Thursday, Aug. 16, 2012 | 2 a.m.
Nevada failed to adequately vet seniors and the disabled who get a state subsidy to help pay their Medicare premiums, potentially costing state and federal taxpayers millions of dollars, according to a federal audit.
Nevada will have to pay back $180,000 to the federal government for not deleting individuals from the rolls even after they had been determined to be ineligible. The federal government will withhold another $900,000 to the state until there's further review of some cases.
Another $72.8 million is under scrutiny because the state did not have adequate documentation to provide to auditors, according to the report by the Office of Inspector General.
“The state agency did not verify the eligibility of individuals added ... or take corrective action on erroneous public welfare additions,” according to the audit, which was released last month.
Since the auditors’ initial investigation in March, the state has improved its monitoring of those it subsidizes and its communication with federal agencies, said Charles Duarte, the state administrator who oversees the Medicaid programs.
The state agency strongly disputed the $72.8 million questioned in the audit.
Duarte, in an interview Wednesday, described the figure as “very preliminary and probably inaccurate.”
The agency, in a response to an initial draft of the audit, petitioned to have that number taken out.
“An outside reader of the report may believe that there is potential for the entire $72.8 million ... to be disallowed,” according to the state’s response to federal auditors.
Duarte said that since the report, state officials recovered the documents auditors had labeled as missing.
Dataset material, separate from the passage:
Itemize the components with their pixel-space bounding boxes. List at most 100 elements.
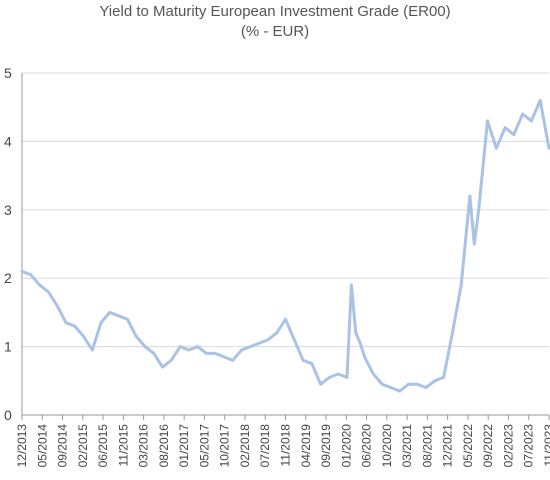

Those files had been deleted because they had already been electronically transferred to the federal agency.
The state hired a company to help look into the records and develop better procedures.
Nevada, through Medicaid, provides about 45,000 seniors and disabled clients with a monthly subsidy of just under $100 to help pay premiums for Medicare, the federally run health care program.
The audit looked at records in Nevada from late 2007 to the middle of 2009. In one finding, the audit discovered seven of 18 subsidies had been wrongly paid.
States are responsible for “verifying the validity of public welfare additions” and correcting errors to the welfare rolls, according to the Centers for Medicare and Medicaid, the federal agency that oversees those programs.
Of the $74 million spent on the subsidies in less than two years, $45 million was in federal money.